Table of Contents
- 1. Introduction
- 2. What is the SQL injection attack rule statement?
- 3. Configuration procedure
- 4. Effects on WafCharm
- 5. Conclusion
1. Introduction
On July 5th, 2022 (PTD), AWS WAF documentation was updated to include a new sensitivity level setting for the SQL injection attack rule statement. We are going to take a look at how to implement the sensitivity level setting.
2. What is the SQL injection attack rule statement?
In AWS WAF, you can use regular expressions to create your own rules. However, AWS WAF also provides rule statements to detect SQL injection attacks for easy usage in case you cannot create your own rules.
You can detect SQL injection attacks by selecting part of the requests to inspect (i.e., body) and the SQL injection attack rule statement in the match type.
The sensitivity level options provided by this update are LOW or HIGH.
The option LOW is selected by default, but you can also select HIGH to accommodate more patterns.
However, increasing the probability of detection could lead to increased false positives. That seems to be why they have provided the users the option to choose the sensitivity levels to allow adjustments.
3. Configuration procedure
In this post, we will create a rule to detect the SQL injection attack in the body of the requests.
Open your Web ACL and click the “Add your own rules…” button.
After you enter a rule name, select “Body” in the Inspect field and “Contains SQL injection attacks” for the Match type field.
There is a section for the Sensitivity level under “Statement,” so select the option to complete the setting.
You can change the sensitivity level of the existing SQL injection attack rule statement by editing the rule.
4. Effects on WafCharm
WafCharm’s rules are individually created by using regular expressions. There are no settings like sensitivity level for WafCharm rules, and we do not use the SQL injection attack rule statement AWS WAF provides.

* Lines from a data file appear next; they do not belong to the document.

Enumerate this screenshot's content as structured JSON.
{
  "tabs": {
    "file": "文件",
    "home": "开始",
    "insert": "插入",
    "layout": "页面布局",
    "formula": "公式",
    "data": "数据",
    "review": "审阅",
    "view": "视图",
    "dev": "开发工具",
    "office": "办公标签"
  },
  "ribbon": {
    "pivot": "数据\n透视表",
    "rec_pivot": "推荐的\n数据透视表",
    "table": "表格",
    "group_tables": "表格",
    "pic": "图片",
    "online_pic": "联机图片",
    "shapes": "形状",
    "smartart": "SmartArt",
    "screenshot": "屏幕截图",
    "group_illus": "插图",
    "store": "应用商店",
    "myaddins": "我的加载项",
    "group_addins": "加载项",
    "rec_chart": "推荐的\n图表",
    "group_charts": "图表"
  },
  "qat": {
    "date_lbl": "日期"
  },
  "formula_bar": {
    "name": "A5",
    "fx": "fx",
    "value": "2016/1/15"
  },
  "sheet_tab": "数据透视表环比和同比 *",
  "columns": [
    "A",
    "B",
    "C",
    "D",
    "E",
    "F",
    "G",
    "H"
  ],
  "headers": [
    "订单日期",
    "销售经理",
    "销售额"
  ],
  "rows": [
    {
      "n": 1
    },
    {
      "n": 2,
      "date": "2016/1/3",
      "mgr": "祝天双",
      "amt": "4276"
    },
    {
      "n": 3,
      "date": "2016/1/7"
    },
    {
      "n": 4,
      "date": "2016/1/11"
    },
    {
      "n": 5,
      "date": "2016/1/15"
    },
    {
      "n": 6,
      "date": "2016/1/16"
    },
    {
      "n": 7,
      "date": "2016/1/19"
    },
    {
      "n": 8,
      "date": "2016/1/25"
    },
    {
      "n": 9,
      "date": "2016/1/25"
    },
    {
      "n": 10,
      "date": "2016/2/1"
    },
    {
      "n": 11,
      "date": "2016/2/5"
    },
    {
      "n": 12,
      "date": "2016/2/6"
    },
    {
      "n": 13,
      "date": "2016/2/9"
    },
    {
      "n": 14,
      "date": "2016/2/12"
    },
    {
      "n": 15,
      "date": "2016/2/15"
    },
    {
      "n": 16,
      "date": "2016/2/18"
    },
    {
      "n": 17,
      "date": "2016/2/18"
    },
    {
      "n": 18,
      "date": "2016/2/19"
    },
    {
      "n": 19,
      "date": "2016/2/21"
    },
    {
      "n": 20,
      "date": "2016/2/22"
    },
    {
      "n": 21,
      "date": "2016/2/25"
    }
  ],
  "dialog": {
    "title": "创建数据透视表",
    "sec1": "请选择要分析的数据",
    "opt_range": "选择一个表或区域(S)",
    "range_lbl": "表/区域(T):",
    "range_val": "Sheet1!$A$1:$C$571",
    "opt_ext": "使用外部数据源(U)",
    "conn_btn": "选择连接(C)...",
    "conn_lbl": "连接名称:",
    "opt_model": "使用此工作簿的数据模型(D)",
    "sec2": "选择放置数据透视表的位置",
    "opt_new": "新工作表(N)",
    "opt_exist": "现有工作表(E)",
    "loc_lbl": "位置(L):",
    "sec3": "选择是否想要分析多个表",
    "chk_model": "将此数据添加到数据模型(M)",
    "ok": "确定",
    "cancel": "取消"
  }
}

Moreover, please do not add the SQL injection attack rule statement as your own rule if you use WafCharm rules in your Web ACL. We will update our system soon so that you can add your own rule using the SQL injection attack rule statement.
5. Conclusion
The rule details are not disclosed, so comparing the differences between sensitivity levels is difficult. However, it is possible to experience more false positives by changing the sensitivity level to HIGH depending on the system. If you are considering adjusting the sensitivity levels for your current system, it might be better to apply the COUNT action to see the effect before fully implementing the setting with the BLOCK action.